After an early breakfast he directed Riggs towards the church. As James had said, it was close to the sea, and it was open. Soames went in. A little old grey church with funny pews and a damp smell. There wouldn’t be any tablets to his name, he supposed. There were not, and he went out again, to wander among the gravestones, overcome by a sense of unreality – everything underground, and each gravestone, older than the last century, undecipherable. He was about to turn away when he stumbled. Looking down in disapproval at a flat stone, he saw on the worn and lichened surface a capital F. He stood for a minute, scrutinizing, then went down on his knees with a sort of thrill.
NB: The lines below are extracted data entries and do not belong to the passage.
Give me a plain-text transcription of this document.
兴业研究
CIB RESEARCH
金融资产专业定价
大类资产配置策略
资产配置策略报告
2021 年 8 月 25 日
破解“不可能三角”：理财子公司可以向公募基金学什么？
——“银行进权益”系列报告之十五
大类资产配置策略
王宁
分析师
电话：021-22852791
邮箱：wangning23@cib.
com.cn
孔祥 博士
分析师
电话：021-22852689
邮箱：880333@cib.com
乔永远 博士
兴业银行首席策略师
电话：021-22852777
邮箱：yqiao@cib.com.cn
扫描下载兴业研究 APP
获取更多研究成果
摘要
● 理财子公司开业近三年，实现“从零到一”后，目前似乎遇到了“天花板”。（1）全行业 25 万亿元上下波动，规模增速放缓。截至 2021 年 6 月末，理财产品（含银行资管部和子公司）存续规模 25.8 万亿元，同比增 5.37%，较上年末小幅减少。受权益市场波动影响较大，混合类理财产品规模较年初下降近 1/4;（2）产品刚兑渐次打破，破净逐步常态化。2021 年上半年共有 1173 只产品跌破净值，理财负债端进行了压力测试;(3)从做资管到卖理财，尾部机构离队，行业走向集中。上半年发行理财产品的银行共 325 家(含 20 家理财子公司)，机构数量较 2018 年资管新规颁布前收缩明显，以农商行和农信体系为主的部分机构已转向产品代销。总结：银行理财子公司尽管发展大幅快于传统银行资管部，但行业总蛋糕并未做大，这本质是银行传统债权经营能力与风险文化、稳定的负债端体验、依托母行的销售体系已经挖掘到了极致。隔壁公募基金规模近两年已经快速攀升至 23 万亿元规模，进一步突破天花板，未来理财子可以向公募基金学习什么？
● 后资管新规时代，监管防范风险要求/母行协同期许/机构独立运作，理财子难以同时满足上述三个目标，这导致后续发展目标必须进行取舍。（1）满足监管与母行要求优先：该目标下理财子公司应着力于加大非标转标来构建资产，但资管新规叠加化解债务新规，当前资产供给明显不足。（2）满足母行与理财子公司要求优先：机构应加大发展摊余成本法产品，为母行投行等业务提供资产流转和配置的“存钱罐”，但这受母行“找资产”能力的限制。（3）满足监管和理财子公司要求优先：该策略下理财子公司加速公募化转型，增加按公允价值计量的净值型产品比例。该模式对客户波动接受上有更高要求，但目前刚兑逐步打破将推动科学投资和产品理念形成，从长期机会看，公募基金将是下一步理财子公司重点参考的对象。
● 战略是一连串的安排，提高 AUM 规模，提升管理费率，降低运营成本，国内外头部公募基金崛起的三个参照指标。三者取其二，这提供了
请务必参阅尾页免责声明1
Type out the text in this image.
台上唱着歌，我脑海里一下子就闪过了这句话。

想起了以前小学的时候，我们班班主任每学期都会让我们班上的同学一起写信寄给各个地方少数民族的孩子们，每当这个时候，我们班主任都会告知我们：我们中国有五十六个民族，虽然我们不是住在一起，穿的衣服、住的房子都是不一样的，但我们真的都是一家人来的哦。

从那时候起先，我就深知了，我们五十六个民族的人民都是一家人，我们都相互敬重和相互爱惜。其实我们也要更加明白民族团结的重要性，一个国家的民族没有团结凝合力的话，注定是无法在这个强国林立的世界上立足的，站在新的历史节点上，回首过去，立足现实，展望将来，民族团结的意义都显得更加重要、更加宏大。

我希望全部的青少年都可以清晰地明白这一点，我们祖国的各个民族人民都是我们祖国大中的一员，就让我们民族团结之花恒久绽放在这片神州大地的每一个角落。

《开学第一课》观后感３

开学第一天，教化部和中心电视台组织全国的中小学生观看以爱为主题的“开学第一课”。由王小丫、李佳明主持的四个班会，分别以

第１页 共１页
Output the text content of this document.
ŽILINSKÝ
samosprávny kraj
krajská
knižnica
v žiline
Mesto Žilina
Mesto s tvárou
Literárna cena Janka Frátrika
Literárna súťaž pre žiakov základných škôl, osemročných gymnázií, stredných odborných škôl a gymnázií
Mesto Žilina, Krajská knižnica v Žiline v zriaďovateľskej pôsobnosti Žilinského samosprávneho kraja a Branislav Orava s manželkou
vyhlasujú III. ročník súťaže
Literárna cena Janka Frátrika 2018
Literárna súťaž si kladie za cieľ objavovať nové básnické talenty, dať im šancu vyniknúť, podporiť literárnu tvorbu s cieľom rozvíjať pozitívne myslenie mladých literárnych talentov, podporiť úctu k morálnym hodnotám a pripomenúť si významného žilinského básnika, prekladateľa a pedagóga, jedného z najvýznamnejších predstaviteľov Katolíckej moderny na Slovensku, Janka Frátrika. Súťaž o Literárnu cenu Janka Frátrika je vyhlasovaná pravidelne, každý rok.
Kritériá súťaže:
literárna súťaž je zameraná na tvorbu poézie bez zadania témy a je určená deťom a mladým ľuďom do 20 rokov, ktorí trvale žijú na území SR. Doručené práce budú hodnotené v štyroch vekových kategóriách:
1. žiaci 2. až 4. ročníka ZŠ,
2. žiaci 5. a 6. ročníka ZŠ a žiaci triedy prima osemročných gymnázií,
Two names – the first had an undoubted capital J, a y, and an n; the second name began with that capital F, and had what looked like an s in the middle, and the remains of a tall letter last but one! The date? By George – the date was legible! 1777. Scraping gingerly at the first name, he disinterred an o. Four letters out of the six in Jolyon; three letters out of Forsyte. There could hardly be a doubt that he had stumbled over his great-great-grandfather! Supposing the old chap had lived to the ordinary age of a Forsyte, his birth would be near the beginning of the eighteenth century! His eyes gimletted the stone with a hard grey glance as though to pierce to the bones beneath – clean as a whistle long since, no doubt! Then he rose from his knees and dusted them. He had a date now. And, singularly fortified, he emerged from the graveyard, and cast a suspicious look at Riggs. Had he been seen on his knees? But the fellow was seated, as usual, with his back to everything, smoking his eternal cigarette. Soames got into the car.